The death toll mounted again in the Broward County nursing-home disaster following Hurricane Irma. A ninth patient expired after being evacuated from The Rehabilitation Center at Hollywood Hills in the midst of a power outage that turned the facility into a sweltering sarcophagus of sorts. It was reported that some of the seniors had triple-digit body temperatures prior to their passing.
The fact that a major hospital with functioning utilities sits across the street from the nursing home makes the disaster a needlessly senseless one. The Hollywood Police Department has launched a criminal investigation into the case and obtained a warrant to search the premises.
The Category 4 storm began impacting South Florida Sept. 9. The power at the nursing home went out Sept. 11. The first patient died Sept. 12. Seven more died Sept. 13. Carlos Canal, 93, died Sept. 19. In all, more than 100 frail elderly were moved to Memorial Regional Hospital – but not soon enough.
“The mass tragedy has resulted in officials from the nursing home, Florida Power & Light and Broward County blaming one another,” the Sun Sentinel reports in an article titled “Ninth nursing home patient dies; Gov. Scott details contact with state.” “Some of the victims’ relatives say they blame the owners and staff at the nursing home. Others jumped to the defense of workers who, they say, went out of their way to be kind and compassionate.”
Gov. Rick Scott did not mince words.
“No amount of finger pointing by the Hollywood Hills Rehabilitation Facility and Larkin Community Hospital Behavioral Health Services will hide the fact that this healthcare facility failed to do their basic duty to protect life,” Scott said in a statement issued hours after Mr. Canal’s death. “This facility is failing to take responsibility for the fact that they delayed calling 911 and made the decision to not evacuate their patients to one of the largest hospitals in Florida, which is directly across the street. The more we learn about this, the more concerning this tragedy is.
“Through the investigation, we need to understand why the facility made the decision to put patients in danger, whether they were adequately staffed, where they placed cooling devices and how often they checked in on their patients,” he continued. “The families of those who trusted the Rehabilitation Center at Hollywood Hill deserve answers and those responsible for this horrific behavior should be prosecuted to the fullest extent of the law.”
Many already have taken matters into their own hands. Lawsuits have been filed on behalf of two of the victims, Carolyn Eatherly, 78, and Mario Mendieta, 96, alleging administrators failed to property remove residents when it became lethally hot. Eatherly suffered from Alzheimer’s disease with no immediate family in the vicinity, meaning few, if any, visitors. Mendieta had several medical conditions and, conversely, had many visitors. Their attorneys additionally are admonishing the state’s largest electric company for being as much at fault as the nursing staff.

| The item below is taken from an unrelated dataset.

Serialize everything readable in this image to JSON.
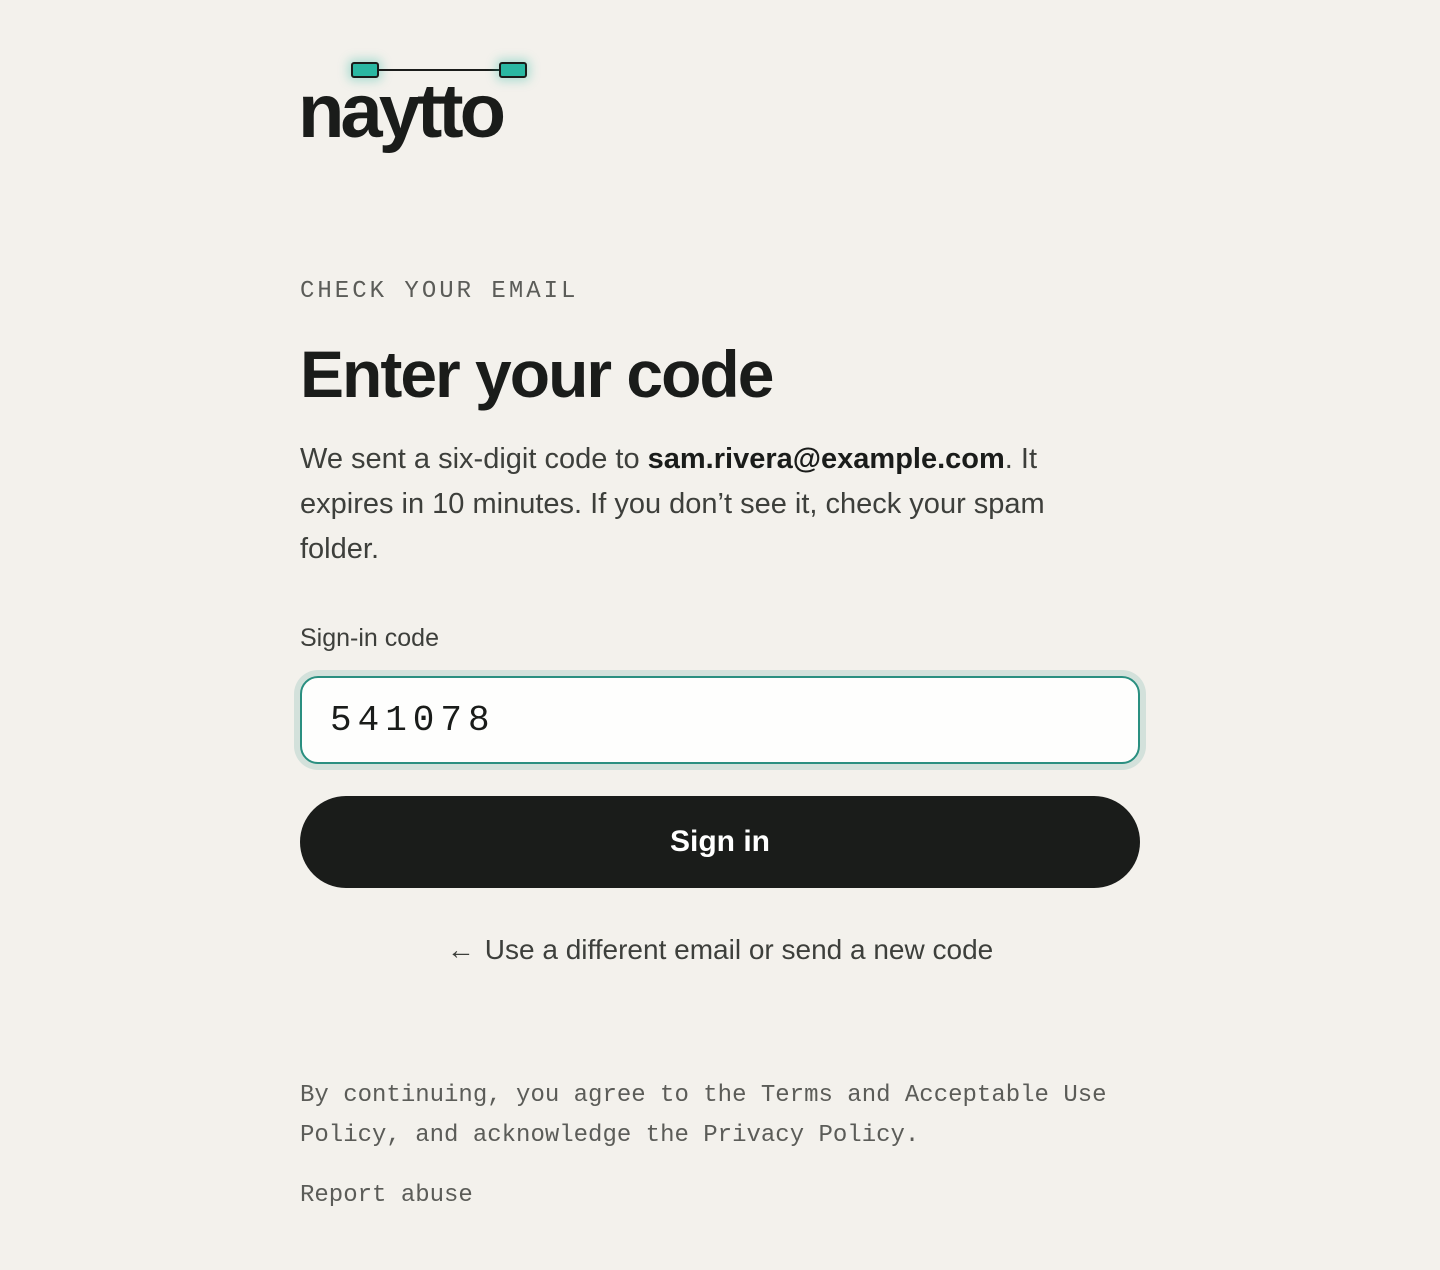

“FPL has a lot of responsibility here,” Coral Gables counselor Carlos Silva said in a Miami Herald article titled “Two more lawsuits say Hollywood nursing home and FPL share responsibility for deaths.” “They were notified several times of the problems this nursing home was having. …If they had been on a priority list, they would have gotten to them within 10 hours and these people would have been OK.”
The first lawsuit to be filed was on behalf of survivor Rosa Cabrera, who has diabetes, obesity and is a double amputee. The 94-year-old woman’s son-in-law said it was a disgrace how industry professionals handled the situation.

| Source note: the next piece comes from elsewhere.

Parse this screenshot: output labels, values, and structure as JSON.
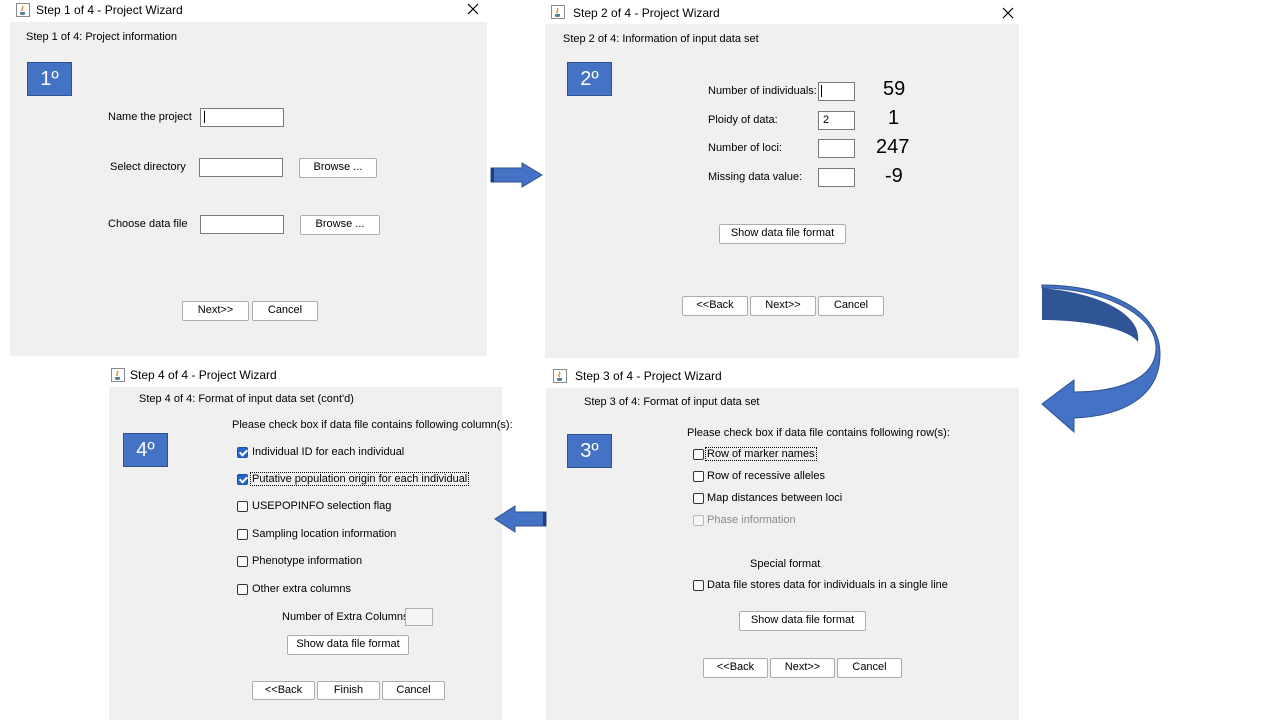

“If they had called 911 and removed all the patients immediately, no one would have died,” Ray Nazario said in another Miami Herald article titled “First lawsuit filed against Hollywood nursing home after 8 residents died.” “She was very traumatized when she learned about the deaths.”

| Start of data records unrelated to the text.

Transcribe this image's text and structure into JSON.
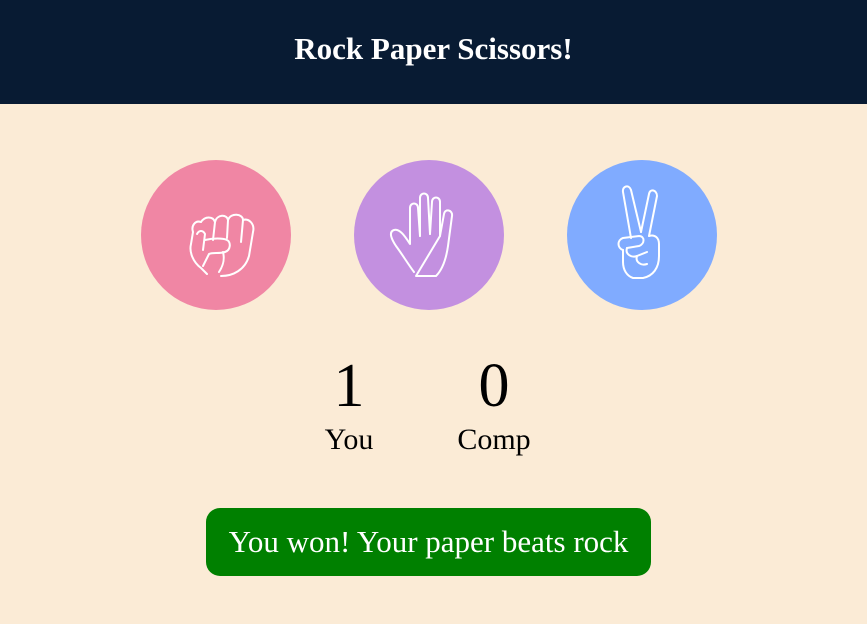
{
  "header": {
    "title": "Rock Paper Scissors!"
  },
  "choices": [
    {
      "name": "rock",
      "icon": "fist-icon",
      "color": "#F086A4"
    },
    {
      "name": "paper",
      "icon": "open-hand-icon",
      "color": "#C390E0"
    },
    {
      "name": "scissors",
      "icon": "victory-hand-icon",
      "color": "#80ABFF"
    }
  ],
  "scoreboard": {
    "player_score": "1",
    "player_label": "You",
    "computer_score": "0",
    "computer_label": "Comp"
  },
  "result": {
    "message": "You won! Your paper beats rock",
    "color": "#008000"
  },
  "colors": {
    "header_bg": "#081B33",
    "page_bg": "#FBEBD6"
  }
}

Also entered into Broward Circuit Court was an emergency petition aimed at archiving photos, videos and other evidence before, during and after the inclement weather that could be used to hold the nursing home accountable. The petition was filed on behalf of the oldest patient to perish, Albertina Vega, 99.
“It’s much bigger than one person, and until we get to the bottom of what happened here, based on what’s available to us, that this is about money and neglect,” Miami lawyer John Leighton told the Herald in an article titled “Complaint seeks to preserve video, photos from nursing home where 8 died.”
The remaining bodies have been identified as Miguel Franco, 92, Estella Hendricks, 71, Betty Hibbard, 84, Gail Nova, 71, and Bobby Owens, 84.